The notion that restrictions on such lethal weapons like assault weapons are a new assault on long-standing gun rights in this country is shown to be emphatically wrong and represents a deliberate embrace of disinformation. In fact, when the country experienced a surge of gun violence in the 1920s, a number of gun control measures were passed with bipartisan public support. This choice by the American people represented a “Gun Policy Fork in the Road.” But the current policy decisions by the new originalist courts has returned the nation back to a previous era and taken a different, more dangerous course. The divergence of political consensus on gun policy in the first decades of the 21st Century has made the prospect of recalculating our direction in this area ever more difficult.’
So basically, the NFA is evidence that gun control isn’t new.
Except the National Firearm Act is a 20th-century invention, one well detached from the era of the Founding Fathers and one that’s less than a century old at this point.
While we’re a pretty young nation in the grand scheme of things, that’s hardly a convincing argument.
Especially when one considers that prior to the NFA there weren’t any federal gun control laws on the books. There were local gun control laws, but that was also prior to incorporation via the 14th Amendment. Some of those remained for some time and it wasn’t until McDonald that the Supreme Court ruled on incorporation of the Second Amendment, but that’s neither here nor there.
What does matter, though, is that the NFA doesn’t somehow make the idea of gun control “old.” Not when you consider the history of the nation, at least.

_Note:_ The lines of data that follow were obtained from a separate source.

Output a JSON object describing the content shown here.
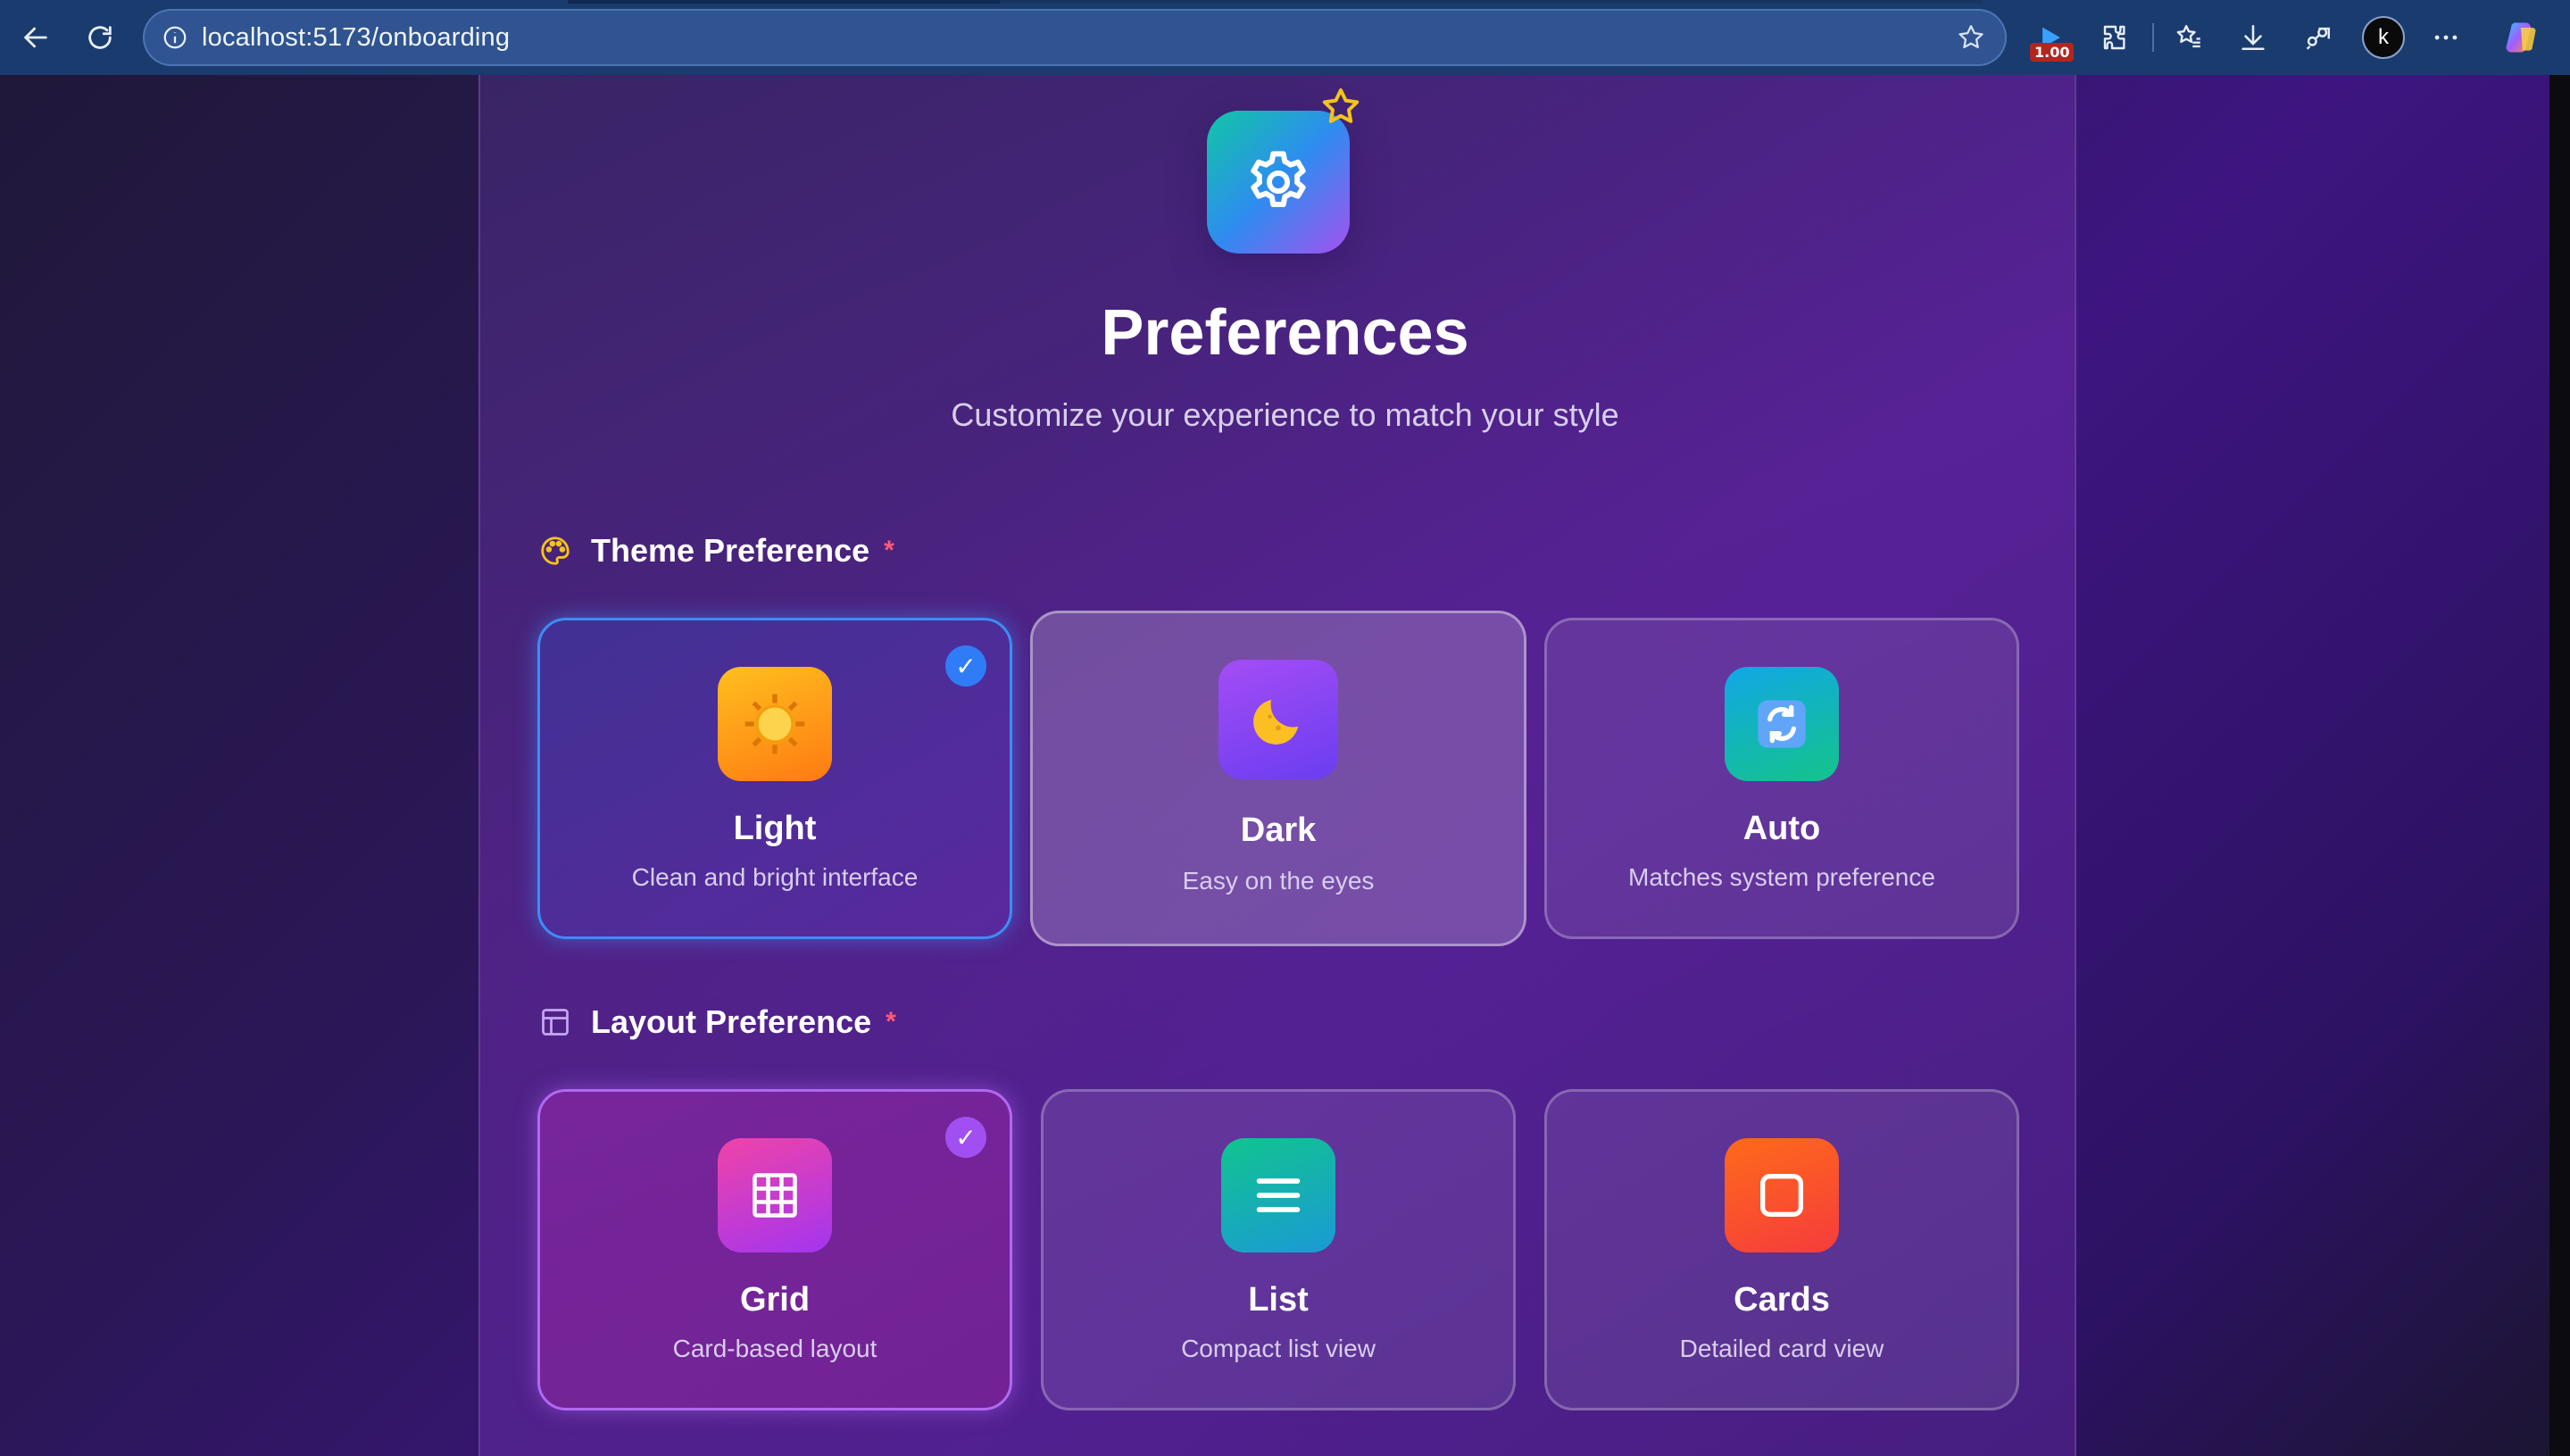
{
  "browser": {
    "url": "localhost:5173/onboarding",
    "extension_badge": "1.00",
    "avatar_letter": "k"
  },
  "header": {
    "title": "Preferences",
    "subtitle": "Customize your experience to match your style"
  },
  "theme_section": {
    "label": "Theme Preference",
    "required_mark": "*",
    "options": [
      {
        "name": "Light",
        "description": "Clean and bright interface",
        "icon": "sun-icon",
        "selected": true
      },
      {
        "name": "Dark",
        "description": "Easy on the eyes",
        "icon": "moon-icon",
        "selected": false
      },
      {
        "name": "Auto",
        "description": "Matches system preference",
        "icon": "sync-icon",
        "selected": false
      }
    ]
  },
  "layout_section": {
    "label": "Layout Preference",
    "required_mark": "*",
    "options": [
      {
        "name": "Grid",
        "description": "Card-based layout",
        "icon": "grid-icon",
        "selected": true
      },
      {
        "name": "List",
        "description": "Compact list view",
        "icon": "list-icon",
        "selected": false
      },
      {
        "name": "Cards",
        "description": "Detailed card view",
        "icon": "card-icon",
        "selected": false
      }
    ]
  },
  "check_glyph": "✓",
  "colors": {
    "theme_selected_border": "#3d8cf5",
    "layout_selected_border": "#b168f2",
    "required_star": "#ff5a7a",
    "star_badge": "#f7c21b"
  }
}
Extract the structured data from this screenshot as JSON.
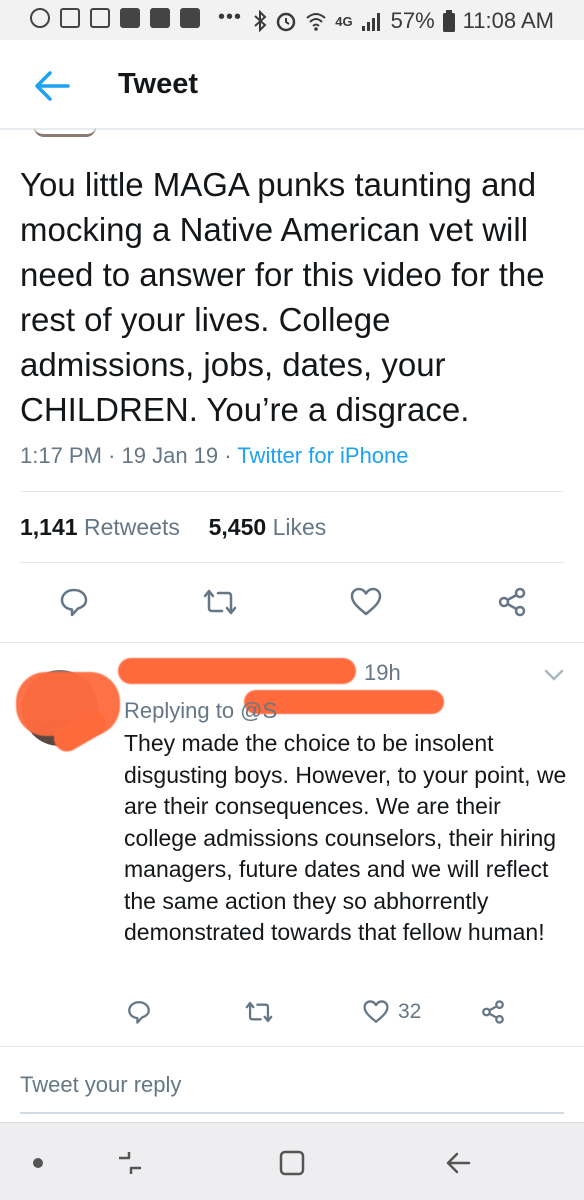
{
  "status_bar": {
    "network": "4G",
    "battery": "57%",
    "time": "11:08 AM"
  },
  "header": {
    "title": "Tweet"
  },
  "tweet": {
    "text": "You little MAGA punks taunting and mocking a Native American vet will need to answer for this video for the rest of your lives. College admissions, jobs, dates, your CHILDREN. You’re a disgrace.",
    "time": "1:17 PM",
    "date": "19 Jan 19",
    "source": "Twitter for iPhone",
    "retweets_count": "1,141",
    "retweets_label": "Retweets",
    "likes_count": "5,450",
    "likes_label": "Likes"
  },
  "reply": {
    "time_ago": "19h",
    "replying_to": "Replying to @S",
    "text": "They made the choice to be insolent disgusting boys. However, to your point, we are their consequences. We are their college admissions counselors, their hiring managers, future dates and we will reflect the same action they so abhorrently demonstrated towards that fellow human!",
    "like_count": "32"
  },
  "reply_box": {
    "placeholder": "Tweet your reply"
  },
  "colors": {
    "accent": "#1da1f2",
    "muted": "#657786",
    "redaction": "#ff6a3d"
  }
}
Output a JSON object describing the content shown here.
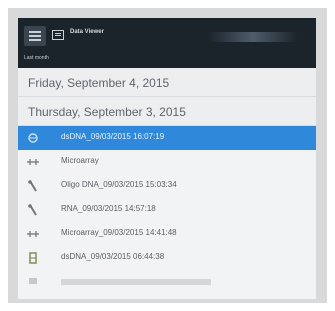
{
  "app": {
    "title": "Data Viewer",
    "section_label": "Last month"
  },
  "groups": [
    {
      "date": "Friday, September 4, 2015"
    },
    {
      "date": "Thursday, September 3, 2015"
    }
  ],
  "items": [
    {
      "label": "dsDNA_09/03/2015 16:07:19",
      "icon": "dna-icon",
      "selected": true
    },
    {
      "label": "Microarray",
      "icon": "microarray-icon",
      "selected": false
    },
    {
      "label": "Oligo DNA_09/03/2015 15:03:34",
      "icon": "oligo-icon",
      "selected": false
    },
    {
      "label": "RNA_09/03/2015 14:57:18",
      "icon": "rna-icon",
      "selected": false
    },
    {
      "label": "Microarray_09/03/2015 14:41:48",
      "icon": "microarray-icon",
      "selected": false
    },
    {
      "label": "dsDNA_09/03/2015 06:44:38",
      "icon": "dna-icon",
      "selected": false
    }
  ],
  "colors": {
    "titlebar": "#1b232b",
    "selection": "#2f88d9",
    "background": "#f2f3f4"
  }
}
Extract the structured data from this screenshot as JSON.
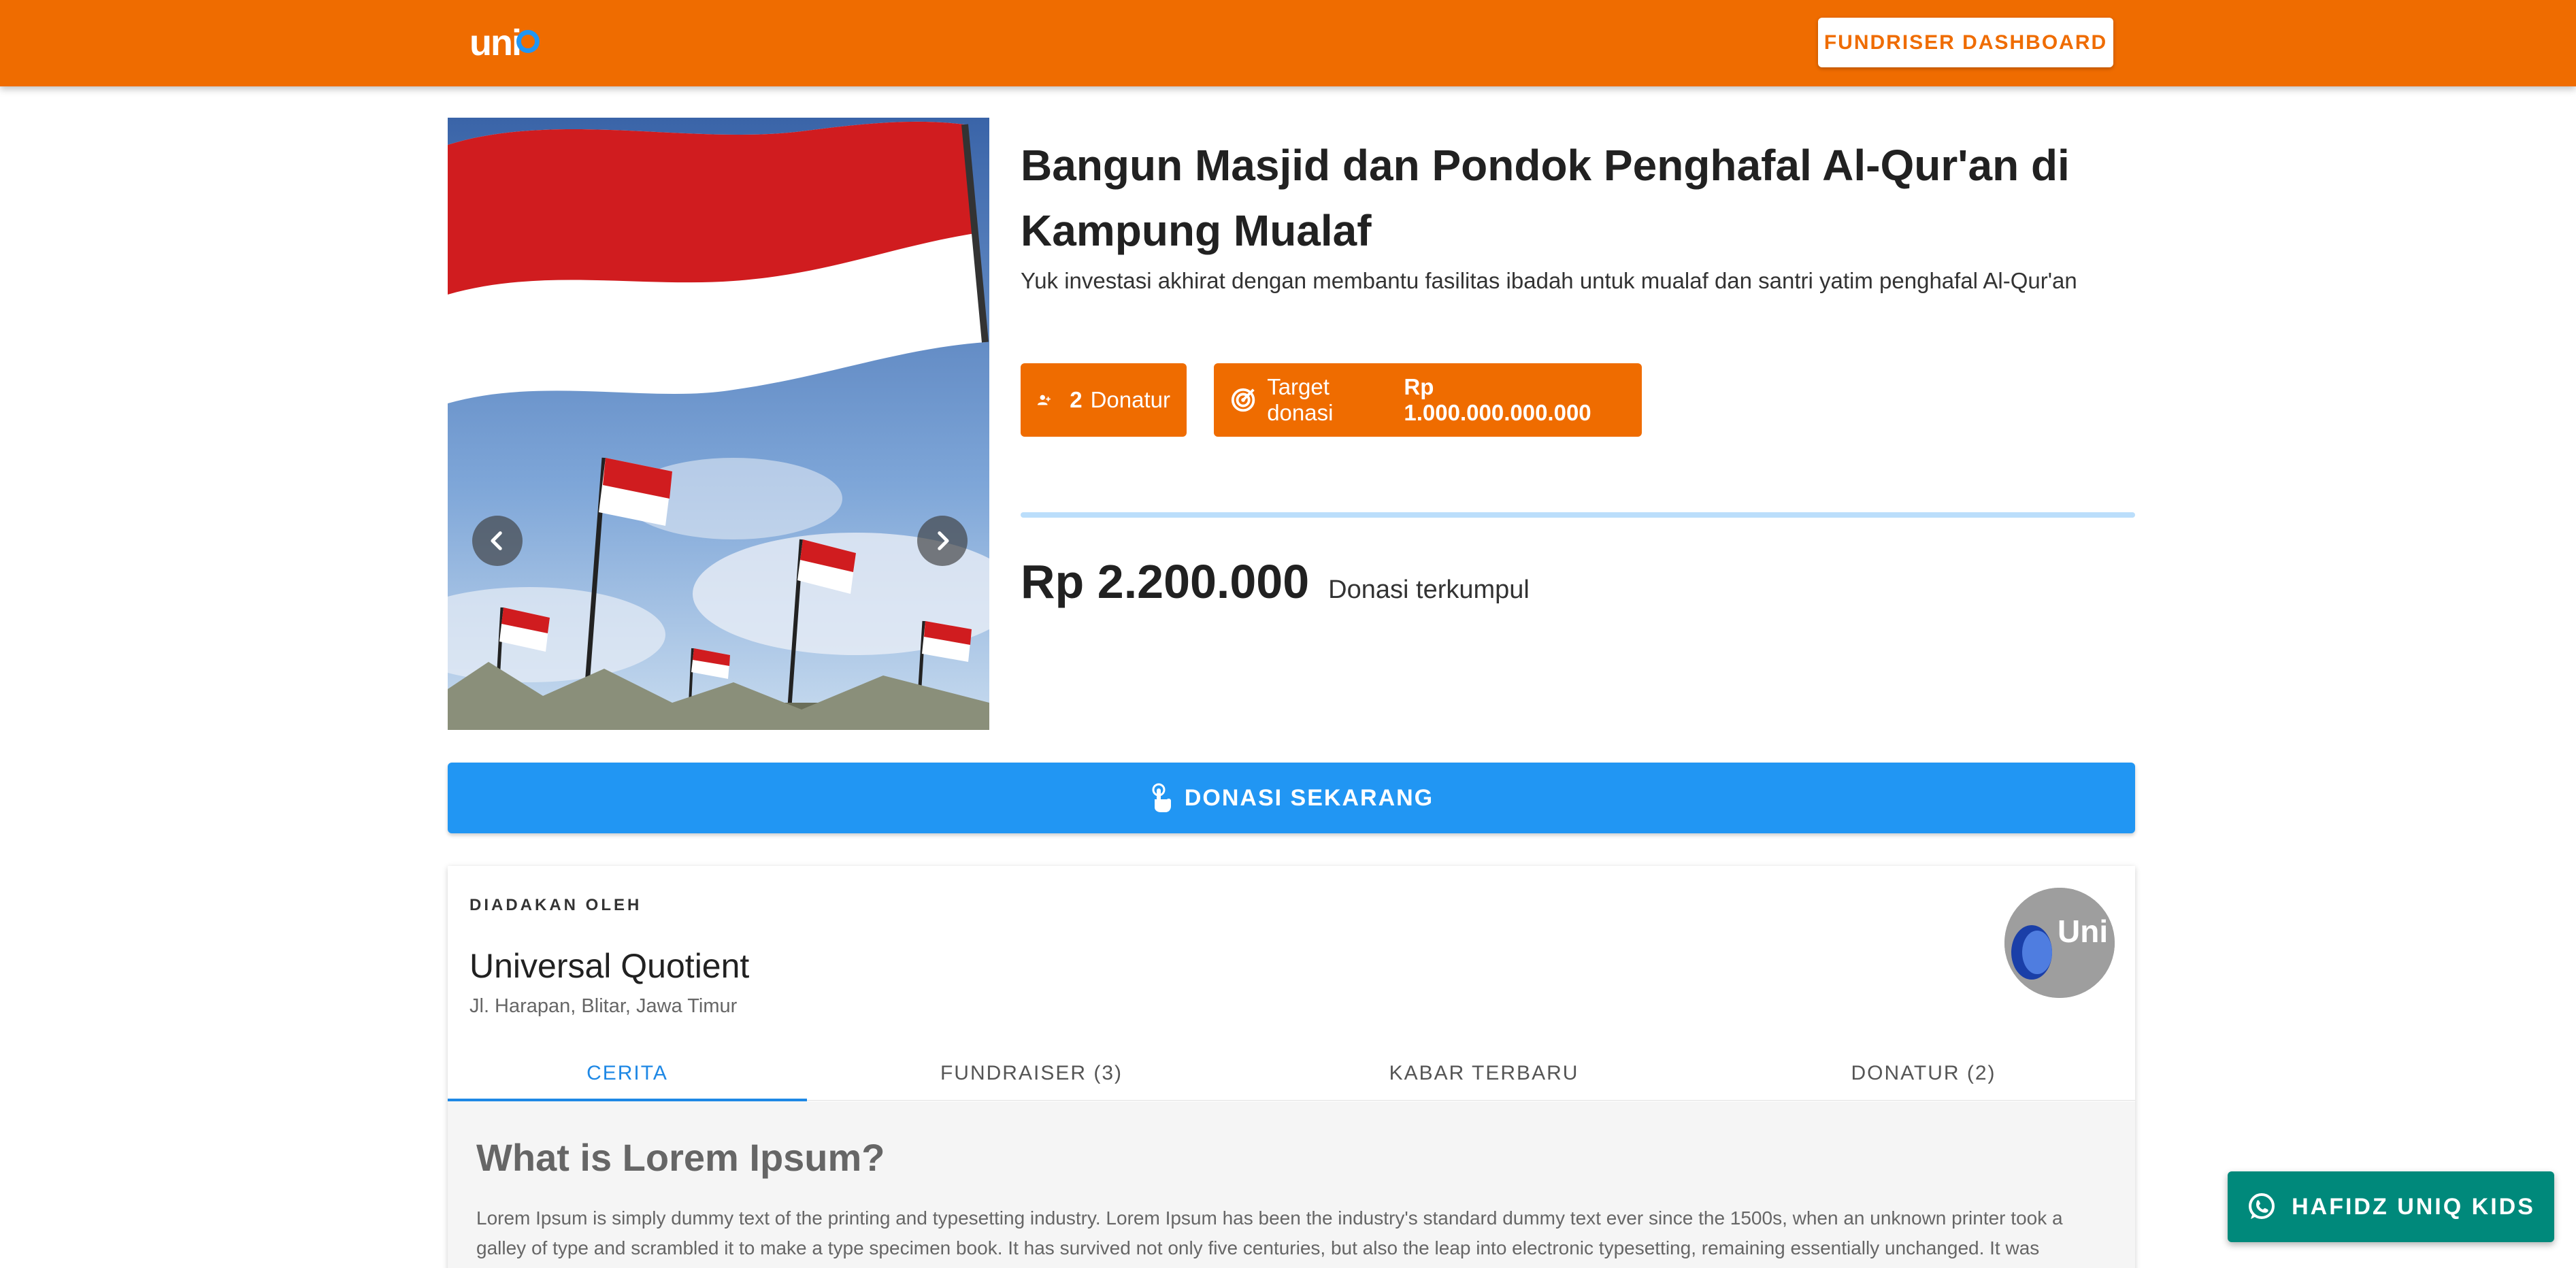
{
  "header": {
    "logo_text": "uni",
    "dashboard_button": "FUNDRISER DASHBOARD",
    "bar_color": "#ef6c00"
  },
  "carousel": {
    "image_alt": "Indonesian red and white flags",
    "prev_icon": "chevron-left-icon",
    "next_icon": "chevron-right-icon"
  },
  "campaign": {
    "title": "Bangun Masjid dan Pondok Penghafal Al-Qur'an di Kampung Mualaf",
    "subtitle": "Yuk investasi akhirat dengan membantu fasilitas ibadah untuk mualaf dan santri yatim penghafal Al-Qur'an",
    "donor_count": "2",
    "donor_label": "Donatur",
    "target_label": "Target donasi",
    "target_amount": "Rp 1.000.000.000.000",
    "progress_percent": 0.0002,
    "collected_amount": "Rp 2.200.000",
    "collected_label": "Donasi terkumpul"
  },
  "donate_button": "DONASI SEKARANG",
  "organizer": {
    "overline": "DIADAKAN OLEH",
    "name": "Universal Quotient",
    "address": "Jl. Harapan, Blitar, Jawa Timur",
    "avatar_text": "Uni"
  },
  "tabs": [
    {
      "label": "CERITA"
    },
    {
      "label": "FUNDRAISER (3)"
    },
    {
      "label": "KABAR TERBARU"
    },
    {
      "label": "DONATUR (2)"
    }
  ],
  "story": {
    "title": "What is Lorem Ipsum?",
    "text": "Lorem Ipsum is simply dummy text of the printing and typesetting industry. Lorem Ipsum has been the industry's standard dummy text ever since the 1500s, when an unknown printer took a galley of type and scrambled it to make a type specimen book. It has survived not only five centuries, but also the leap into electronic typesetting, remaining essentially unchanged. It was"
  },
  "whatsapp_button": "HAFIDZ UNIQ KIDS",
  "colors": {
    "primary_orange": "#ef6c00",
    "primary_blue": "#2196f3",
    "whatsapp_teal": "#00897b"
  }
}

A related analysis by the author concerns judicial rulings on large capacity magazines, ruling that they are “guns” and protected by a distorted reading of the second amendment. These rulings fly in the face of wide public support for restricting both the weapons and their capacity to fire multiple bullets in a breathtakingly short time. They are the direct consequence of a concerted effort to skew the judicial system so that the designs of a political minority can be realized and an industry (gun manufacturers and sellers) can flourish unimpeded.
And here we see the problem.
Judicial rulings aren’t supposed to consider public opinion, as a general thing, only the constitutionality of the case itself. That’s because the whims of the public can shift from week to week, year to year, generation to generation. The public is fickle, so what’s popular with them now won’t be later on.
This is why federal judges aren’t elected and serve a lifetime appointment. It’s to shield them from any need to cater to public opinion.
So if the book’s author seems to believe that judges should consider public opinion on the matter, it illustrates his own inherent bias, which means there’s little actual analysis going on and a whole lot of spin instead.
Interestingly throughout this book review, all we actually see is the author’s recap of Spitzer’s book. We don’t know if it’s actually any good or not.
Then again, since the recap of Spitzer’s information seems this off-base, there’s no reason for anyone to bother to find out whether it’s good or not.